Semantic diversity provides a second signal. Well-established knowledge tends to connect across independent domains. Narrow claims that only reference each other score lower. In testing, Apollo 11 mission data showed 37.7% diversity across 33 concepts; moon landing conspiracy content showed 23.2% across 3.
The system also handles images. Feed it street view photos and the extracted relationships ("next to", "across from", "visible from") naturally encode spatial topology — no coordinates needed.
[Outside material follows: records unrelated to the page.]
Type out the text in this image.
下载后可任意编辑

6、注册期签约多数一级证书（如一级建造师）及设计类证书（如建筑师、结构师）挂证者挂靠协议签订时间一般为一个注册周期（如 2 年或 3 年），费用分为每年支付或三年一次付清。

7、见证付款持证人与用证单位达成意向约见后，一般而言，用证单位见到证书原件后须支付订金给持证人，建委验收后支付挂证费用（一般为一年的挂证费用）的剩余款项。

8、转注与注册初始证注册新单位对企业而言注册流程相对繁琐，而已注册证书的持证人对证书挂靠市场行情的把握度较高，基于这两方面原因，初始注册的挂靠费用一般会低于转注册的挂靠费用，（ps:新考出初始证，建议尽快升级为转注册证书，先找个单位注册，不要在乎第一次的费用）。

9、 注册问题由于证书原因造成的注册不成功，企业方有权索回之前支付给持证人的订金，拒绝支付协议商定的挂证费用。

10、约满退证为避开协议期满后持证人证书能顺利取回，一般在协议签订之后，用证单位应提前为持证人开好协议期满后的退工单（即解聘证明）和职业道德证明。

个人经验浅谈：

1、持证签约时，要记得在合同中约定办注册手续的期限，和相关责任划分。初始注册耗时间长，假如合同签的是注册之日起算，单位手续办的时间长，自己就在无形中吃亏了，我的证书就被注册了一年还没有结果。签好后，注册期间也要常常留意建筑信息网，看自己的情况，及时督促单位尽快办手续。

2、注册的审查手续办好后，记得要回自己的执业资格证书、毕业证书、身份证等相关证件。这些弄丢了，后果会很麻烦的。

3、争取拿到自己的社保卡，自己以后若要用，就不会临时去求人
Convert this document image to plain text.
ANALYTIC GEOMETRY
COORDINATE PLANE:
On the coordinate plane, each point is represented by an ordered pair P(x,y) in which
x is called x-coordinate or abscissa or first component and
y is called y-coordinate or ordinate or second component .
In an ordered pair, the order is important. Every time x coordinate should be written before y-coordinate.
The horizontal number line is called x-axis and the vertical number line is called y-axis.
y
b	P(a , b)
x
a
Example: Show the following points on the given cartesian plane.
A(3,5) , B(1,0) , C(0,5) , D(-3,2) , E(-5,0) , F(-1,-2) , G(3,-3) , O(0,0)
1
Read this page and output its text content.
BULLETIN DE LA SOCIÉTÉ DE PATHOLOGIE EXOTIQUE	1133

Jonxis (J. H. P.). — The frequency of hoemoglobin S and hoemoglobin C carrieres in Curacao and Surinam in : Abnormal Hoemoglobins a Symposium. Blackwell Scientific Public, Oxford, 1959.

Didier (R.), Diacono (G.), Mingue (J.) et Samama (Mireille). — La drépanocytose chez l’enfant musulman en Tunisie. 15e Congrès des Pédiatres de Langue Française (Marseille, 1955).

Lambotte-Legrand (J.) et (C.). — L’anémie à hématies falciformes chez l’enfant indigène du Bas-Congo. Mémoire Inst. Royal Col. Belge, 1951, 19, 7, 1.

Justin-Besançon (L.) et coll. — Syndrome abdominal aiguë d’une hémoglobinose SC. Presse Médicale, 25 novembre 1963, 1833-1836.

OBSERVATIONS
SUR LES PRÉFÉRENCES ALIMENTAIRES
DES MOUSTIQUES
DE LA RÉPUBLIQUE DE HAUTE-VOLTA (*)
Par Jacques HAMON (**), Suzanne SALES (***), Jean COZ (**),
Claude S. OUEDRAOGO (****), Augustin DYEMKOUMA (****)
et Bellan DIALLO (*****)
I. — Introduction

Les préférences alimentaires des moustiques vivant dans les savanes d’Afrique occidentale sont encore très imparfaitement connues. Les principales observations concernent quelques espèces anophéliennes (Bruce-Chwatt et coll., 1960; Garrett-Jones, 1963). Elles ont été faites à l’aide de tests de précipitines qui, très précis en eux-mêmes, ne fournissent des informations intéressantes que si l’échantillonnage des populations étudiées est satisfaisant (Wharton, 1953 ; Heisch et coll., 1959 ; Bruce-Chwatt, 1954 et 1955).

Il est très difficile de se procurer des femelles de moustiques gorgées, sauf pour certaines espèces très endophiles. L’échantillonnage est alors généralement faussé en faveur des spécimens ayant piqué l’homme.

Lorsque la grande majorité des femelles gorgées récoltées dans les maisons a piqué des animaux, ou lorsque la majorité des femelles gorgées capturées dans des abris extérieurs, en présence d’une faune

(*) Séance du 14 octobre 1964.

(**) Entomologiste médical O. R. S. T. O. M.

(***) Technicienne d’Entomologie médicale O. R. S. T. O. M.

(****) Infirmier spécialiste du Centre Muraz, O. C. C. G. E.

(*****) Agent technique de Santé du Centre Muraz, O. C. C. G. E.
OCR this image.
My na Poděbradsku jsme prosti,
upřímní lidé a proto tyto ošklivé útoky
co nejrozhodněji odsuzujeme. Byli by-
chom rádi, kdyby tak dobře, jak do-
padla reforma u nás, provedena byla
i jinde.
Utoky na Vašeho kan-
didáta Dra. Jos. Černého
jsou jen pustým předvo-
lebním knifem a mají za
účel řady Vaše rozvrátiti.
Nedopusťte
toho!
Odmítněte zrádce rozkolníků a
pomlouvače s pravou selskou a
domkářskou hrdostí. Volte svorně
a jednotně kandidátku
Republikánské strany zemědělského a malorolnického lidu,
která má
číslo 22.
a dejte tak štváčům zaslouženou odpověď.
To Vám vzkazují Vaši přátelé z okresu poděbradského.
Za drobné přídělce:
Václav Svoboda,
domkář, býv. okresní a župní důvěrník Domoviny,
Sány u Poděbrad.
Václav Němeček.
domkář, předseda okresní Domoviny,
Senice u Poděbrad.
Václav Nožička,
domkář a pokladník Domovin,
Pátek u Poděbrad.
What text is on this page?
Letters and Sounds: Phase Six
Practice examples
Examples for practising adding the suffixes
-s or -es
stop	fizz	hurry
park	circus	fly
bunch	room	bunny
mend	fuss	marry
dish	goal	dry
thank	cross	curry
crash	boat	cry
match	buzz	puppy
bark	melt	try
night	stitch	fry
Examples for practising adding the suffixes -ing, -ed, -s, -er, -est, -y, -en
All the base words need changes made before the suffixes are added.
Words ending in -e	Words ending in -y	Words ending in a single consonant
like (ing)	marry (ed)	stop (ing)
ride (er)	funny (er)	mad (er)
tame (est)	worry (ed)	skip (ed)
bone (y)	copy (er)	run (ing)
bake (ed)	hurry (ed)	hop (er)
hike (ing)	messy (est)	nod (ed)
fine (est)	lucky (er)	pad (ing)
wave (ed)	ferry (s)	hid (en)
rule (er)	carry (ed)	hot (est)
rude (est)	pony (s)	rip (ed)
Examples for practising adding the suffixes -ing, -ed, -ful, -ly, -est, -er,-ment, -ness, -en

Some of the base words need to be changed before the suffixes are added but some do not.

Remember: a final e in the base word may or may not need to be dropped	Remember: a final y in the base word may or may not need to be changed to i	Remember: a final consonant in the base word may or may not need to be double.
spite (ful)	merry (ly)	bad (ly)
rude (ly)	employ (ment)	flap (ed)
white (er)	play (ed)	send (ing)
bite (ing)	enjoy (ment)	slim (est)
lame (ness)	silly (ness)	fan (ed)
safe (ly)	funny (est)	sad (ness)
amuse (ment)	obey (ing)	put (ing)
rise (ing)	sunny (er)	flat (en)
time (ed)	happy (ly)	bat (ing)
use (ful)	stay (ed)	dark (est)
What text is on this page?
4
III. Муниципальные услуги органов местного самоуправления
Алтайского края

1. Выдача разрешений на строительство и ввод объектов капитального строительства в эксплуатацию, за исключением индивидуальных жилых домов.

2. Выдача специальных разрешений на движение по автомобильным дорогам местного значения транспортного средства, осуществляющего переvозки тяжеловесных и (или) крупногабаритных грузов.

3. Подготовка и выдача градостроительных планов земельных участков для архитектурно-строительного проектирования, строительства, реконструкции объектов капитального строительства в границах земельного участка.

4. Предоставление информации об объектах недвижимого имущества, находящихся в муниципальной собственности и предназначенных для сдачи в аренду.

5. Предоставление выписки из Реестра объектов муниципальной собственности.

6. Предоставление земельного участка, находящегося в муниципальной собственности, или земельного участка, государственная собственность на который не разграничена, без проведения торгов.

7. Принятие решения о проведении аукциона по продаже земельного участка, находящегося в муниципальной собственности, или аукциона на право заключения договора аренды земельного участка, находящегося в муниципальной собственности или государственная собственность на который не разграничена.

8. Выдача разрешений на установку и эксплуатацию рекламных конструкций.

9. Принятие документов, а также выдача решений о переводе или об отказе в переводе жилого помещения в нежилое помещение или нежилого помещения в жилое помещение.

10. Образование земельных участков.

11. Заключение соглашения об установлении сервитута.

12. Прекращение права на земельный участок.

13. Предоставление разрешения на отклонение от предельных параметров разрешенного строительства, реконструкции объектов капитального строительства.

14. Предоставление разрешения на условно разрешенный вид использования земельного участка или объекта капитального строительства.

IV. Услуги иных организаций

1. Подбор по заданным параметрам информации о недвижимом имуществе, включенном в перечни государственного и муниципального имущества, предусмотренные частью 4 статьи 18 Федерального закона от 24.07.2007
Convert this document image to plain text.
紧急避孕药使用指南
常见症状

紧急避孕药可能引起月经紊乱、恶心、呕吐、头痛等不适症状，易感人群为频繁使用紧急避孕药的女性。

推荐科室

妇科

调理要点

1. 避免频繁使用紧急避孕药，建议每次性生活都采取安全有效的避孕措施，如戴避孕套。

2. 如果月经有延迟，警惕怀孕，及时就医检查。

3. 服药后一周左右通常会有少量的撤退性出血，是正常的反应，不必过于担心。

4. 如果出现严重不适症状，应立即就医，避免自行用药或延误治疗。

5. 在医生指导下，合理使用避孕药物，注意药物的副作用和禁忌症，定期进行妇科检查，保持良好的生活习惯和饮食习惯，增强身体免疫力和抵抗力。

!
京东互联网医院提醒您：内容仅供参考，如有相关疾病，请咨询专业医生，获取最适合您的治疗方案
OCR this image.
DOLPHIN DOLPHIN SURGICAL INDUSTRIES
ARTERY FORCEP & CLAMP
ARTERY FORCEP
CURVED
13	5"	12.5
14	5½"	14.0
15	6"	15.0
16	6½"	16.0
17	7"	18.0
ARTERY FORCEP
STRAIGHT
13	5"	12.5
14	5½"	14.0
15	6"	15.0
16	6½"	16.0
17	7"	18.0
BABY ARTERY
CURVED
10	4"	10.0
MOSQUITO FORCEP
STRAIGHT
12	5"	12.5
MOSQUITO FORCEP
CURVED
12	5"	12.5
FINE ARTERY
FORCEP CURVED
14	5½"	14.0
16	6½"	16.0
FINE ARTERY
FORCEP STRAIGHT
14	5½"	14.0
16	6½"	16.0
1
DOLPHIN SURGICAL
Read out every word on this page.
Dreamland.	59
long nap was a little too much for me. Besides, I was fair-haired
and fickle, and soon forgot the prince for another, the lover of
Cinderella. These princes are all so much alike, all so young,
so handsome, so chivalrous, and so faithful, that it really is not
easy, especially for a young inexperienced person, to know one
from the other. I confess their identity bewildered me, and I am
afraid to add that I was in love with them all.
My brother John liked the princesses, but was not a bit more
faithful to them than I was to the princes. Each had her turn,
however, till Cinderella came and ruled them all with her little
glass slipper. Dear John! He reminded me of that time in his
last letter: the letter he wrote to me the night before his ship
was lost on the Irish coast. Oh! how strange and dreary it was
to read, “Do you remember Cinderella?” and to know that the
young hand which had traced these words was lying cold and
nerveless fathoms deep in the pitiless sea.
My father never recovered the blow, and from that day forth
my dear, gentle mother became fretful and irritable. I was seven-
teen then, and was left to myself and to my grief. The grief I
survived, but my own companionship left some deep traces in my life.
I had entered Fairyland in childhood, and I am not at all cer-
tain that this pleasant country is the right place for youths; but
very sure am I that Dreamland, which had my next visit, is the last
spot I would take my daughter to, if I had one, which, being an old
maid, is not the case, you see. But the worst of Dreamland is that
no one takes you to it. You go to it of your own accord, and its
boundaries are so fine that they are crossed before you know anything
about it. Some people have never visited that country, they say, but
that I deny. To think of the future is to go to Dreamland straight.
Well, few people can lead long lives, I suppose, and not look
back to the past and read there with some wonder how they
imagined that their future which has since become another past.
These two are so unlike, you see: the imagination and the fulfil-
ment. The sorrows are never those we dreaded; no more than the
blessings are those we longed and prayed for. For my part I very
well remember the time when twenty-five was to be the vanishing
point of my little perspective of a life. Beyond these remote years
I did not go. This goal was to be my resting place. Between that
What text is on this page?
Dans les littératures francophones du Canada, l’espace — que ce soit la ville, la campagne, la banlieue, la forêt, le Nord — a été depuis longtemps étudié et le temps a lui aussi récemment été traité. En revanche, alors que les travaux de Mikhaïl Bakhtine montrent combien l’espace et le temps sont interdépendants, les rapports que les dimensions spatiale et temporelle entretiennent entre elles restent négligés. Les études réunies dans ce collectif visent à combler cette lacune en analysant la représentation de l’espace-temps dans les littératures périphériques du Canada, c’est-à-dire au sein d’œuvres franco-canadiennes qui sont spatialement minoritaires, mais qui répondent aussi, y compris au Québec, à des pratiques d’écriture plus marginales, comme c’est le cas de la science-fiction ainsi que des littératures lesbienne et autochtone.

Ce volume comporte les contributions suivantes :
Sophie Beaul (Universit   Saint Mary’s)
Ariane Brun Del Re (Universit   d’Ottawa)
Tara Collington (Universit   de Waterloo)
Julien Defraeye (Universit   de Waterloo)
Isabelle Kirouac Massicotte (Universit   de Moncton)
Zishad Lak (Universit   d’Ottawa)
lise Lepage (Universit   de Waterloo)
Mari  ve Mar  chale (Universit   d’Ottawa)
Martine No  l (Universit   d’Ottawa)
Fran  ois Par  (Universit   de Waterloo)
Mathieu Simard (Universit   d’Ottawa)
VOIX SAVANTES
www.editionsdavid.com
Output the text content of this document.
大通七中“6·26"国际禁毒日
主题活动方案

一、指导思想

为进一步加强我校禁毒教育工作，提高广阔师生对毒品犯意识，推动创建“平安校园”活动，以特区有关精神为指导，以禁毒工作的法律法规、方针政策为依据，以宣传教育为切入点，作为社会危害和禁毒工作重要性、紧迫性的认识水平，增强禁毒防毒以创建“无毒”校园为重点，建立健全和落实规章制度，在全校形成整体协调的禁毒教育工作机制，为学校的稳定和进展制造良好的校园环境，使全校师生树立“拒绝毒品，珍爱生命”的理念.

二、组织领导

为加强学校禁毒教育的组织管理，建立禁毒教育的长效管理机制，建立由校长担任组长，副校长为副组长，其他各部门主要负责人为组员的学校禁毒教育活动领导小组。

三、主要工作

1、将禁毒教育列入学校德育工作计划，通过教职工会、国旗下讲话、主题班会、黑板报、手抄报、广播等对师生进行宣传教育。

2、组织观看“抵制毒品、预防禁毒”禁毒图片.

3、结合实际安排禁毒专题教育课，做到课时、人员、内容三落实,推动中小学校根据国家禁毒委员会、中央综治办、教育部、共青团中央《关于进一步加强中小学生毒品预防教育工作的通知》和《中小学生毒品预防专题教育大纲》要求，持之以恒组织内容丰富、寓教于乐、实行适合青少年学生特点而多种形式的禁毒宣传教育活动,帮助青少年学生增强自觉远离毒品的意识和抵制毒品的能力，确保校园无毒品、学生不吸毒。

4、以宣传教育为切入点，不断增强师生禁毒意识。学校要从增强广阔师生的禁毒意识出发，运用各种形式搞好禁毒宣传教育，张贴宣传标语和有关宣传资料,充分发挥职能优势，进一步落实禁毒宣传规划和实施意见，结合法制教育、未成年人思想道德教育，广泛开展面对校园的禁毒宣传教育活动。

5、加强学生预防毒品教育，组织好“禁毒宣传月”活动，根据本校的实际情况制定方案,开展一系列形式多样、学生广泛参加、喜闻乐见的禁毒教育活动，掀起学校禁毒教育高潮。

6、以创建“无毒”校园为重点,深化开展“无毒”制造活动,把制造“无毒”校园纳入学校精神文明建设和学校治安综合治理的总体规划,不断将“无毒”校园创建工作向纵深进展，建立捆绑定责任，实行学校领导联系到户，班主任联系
| Capability | This System | GraphRAG | Zep/Graphiti | Vector DBs |
|---|---|---|---|---|
| Contradiction detection | Native (mathematical) | LLM-dependent | Limited | No |
| Grounding scores | Continuous -1 to +1 | Source citations only | No | Similarity only |
| Semantic diversity | Yes (authenticity signal) | No | No | No |
| Epistemic status | Per-relationship | No | No | No |
| FUSE filesystem | Yes | No | No | No |
| Air-gapped operation | Yes (Ollama) | Cloud required | Cloud required | Some local |
| Dynamic vocabulary | Emergent + consolidation | Fixed schema | Fixed schema | N/A |
Zep/Graphiti has better temporal tracking (bi-temporal model). GraphRAG has broader community adoption. This system fills the gap for epistemic metrics — measuring confidence rather than just retrieving content.
If you need:
- Epistemic reliability — knowing how sure you should be, not just what the answer is
- Contradiction awareness — preserving disagreement rather than hiding it
- Full provenance — tracing every claim to source evidence
- Local operation — running without cloud API dependencies
- Unix integration — using standard tools on semantic data
This system was built for those requirements. Most alternatives optimize for retrieval accuracy or comprehensiveness. We optimize for knowing what you know and how well you know it.
Elastic License 2.0 — Free for internal use and product integration. Not permitted as a managed service.
Built with Apache AGE, Model Context Protocol, FastAPI, and local inference via Ollama.